Morrison: Content needs to be more valuable

Management at most business publishers is overly dominated by journalists at the expense of tech specialists, the former boss of Australia’s biggest magazine company has claimed.

Speaking at the B2B Media Strategies conference in London, Colin Morrison – who was CEO of ACP, now part of Bauer Media, from 1995 to 1999 – suggested that publishers need to look to digital culture instead of that driven by former journalists who have risen through the management ranks.

Speaking about changing the “print-centric” B2B business model, Morrison told the audience of publishing executives that they needed to invest far more into digital research and development – and also get back to the creation of valuable exclusive content. He said: “Most companies don’t have that many people in development. Most B2B companies don’t have nearly enough tech people. You should benchmark against digital-only operators.

“We come from a world where 30 or 40 per cent of staff of a lot of B2B companies used to be journalists. It’s quite a big gap. It’s easier for a start-up to get to the right place, where 30 or 40 per cent are tech-related in some way.”

Morrison, who is now London based, has also been a senior executive at a string of major publishers in the UK including Emap, Reed Business Information, Axel Springer International and Future.

He warned that many business publishers are still too focused on print. He said: “We come from a tradition where print was more or less the only thing and everything else was only ancillary. It’s a big step that many companies have to take and get into a mindset and say that print is just one of the things we do, perhaps number five.

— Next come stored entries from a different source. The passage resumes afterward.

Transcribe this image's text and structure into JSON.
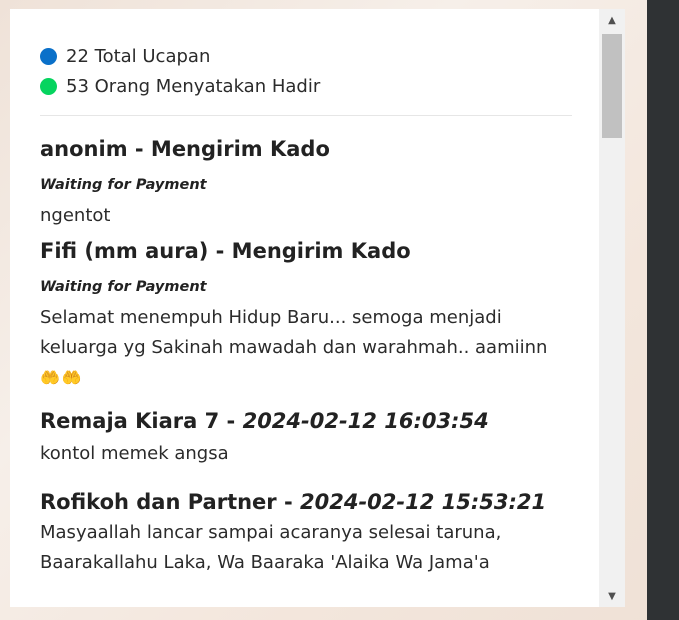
{
  "stats": [
    {
      "count": "22",
      "label": "22 Total Ucapan",
      "color": "#0d6efd"
    },
    {
      "count": "53",
      "label": "53 Orang Menyatakan Hadir",
      "color": "#05d46a"
    }
  ],
  "messages": [
    {
      "title": "anonim - Mengirim Kado",
      "status": "Waiting for Payment",
      "body": "ngentot"
    },
    {
      "title": "Fifi (mm aura) - Mengirim Kado",
      "status": "Waiting for Payment",
      "body_line1": "Selamat menempuh Hidup Baru... semoga menjadi",
      "body_line2": "keluarga yg Sakinah mawadah dan warahmah.. aamiinn",
      "emoji": "🤲🤲"
    },
    {
      "name": "Remaja Kiara 7 -",
      "date": "2024-02-12 16:03:54",
      "body": "kontol memek angsa"
    },
    {
      "name": "Rofikoh dan Partner -",
      "date": "2024-02-12 15:53:21",
      "body_line1": "Masyaallah lancar sampai acaranya selesai taruna,",
      "body_line2": "Baarakallahu Laka, Wa Baaraka 'Alaika Wa Jama'a"
    }
  ],
  "scrollbar": {
    "up_icon": "▲",
    "down_icon": "▼"
  }
}
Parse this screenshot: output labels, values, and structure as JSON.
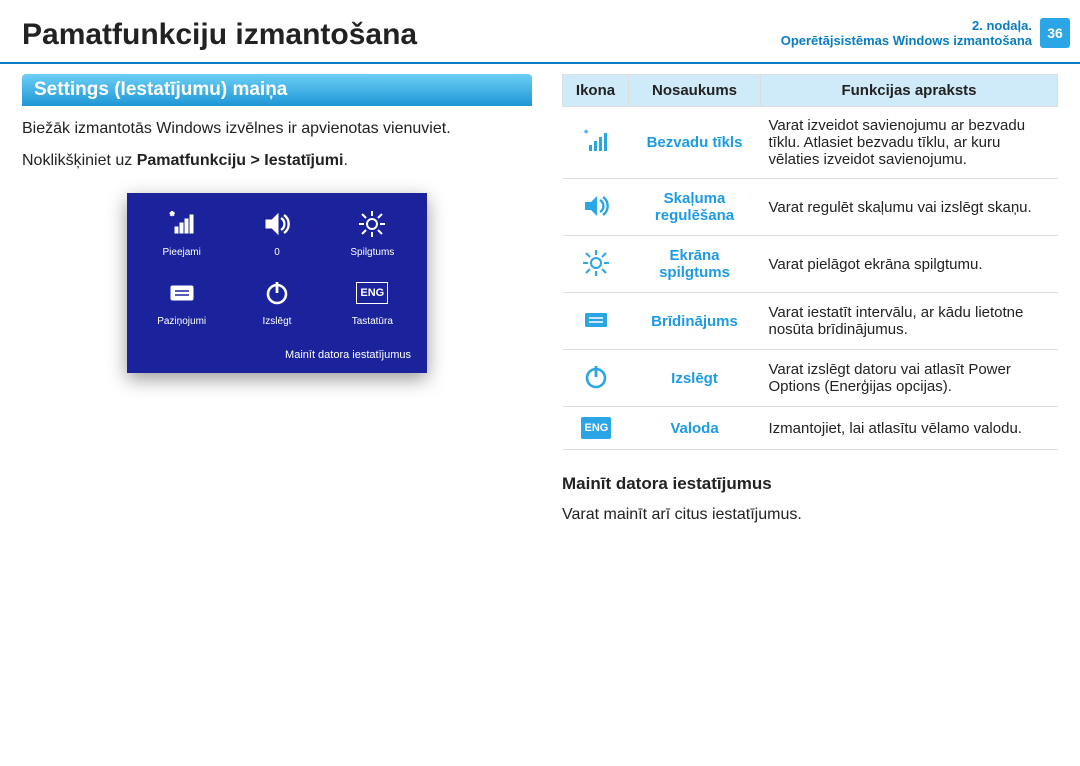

“The need for different skills that we don’t have, that competition is going to get much harder. We will need as an industry to do more joint ventures, more collaborating, more sharing.”

And he warned that many business publishers have forgotten the lessons of history, where their roots were in creating valuable data such as industry stats and key indicators. Instead, they began to make so much money from advertising that they didn’t need to try as hard on behalf of readers.

“During the great times of advertising, the emphasis on creating highly original, exclusive long-lasting content got lost. Most gave up on it.

“That kind of got lost. People tried less for readers. The advertising was so damn good.

“Right now we’ve got a fair bit of B2B that does not have good enough content, it’s about getting back to having content that nobody else has got.

“The best B2B businesses now have serious revenues from research, serious revenues from consulting, and in some cases serious revenue from things like executive search.

“There’s a lot of preoccupation with tweaking business models rather than going for big change. You’ve now got to be sector specialists. B2B must be completely versatile; it must be interactive; it must be R&D obsessed.”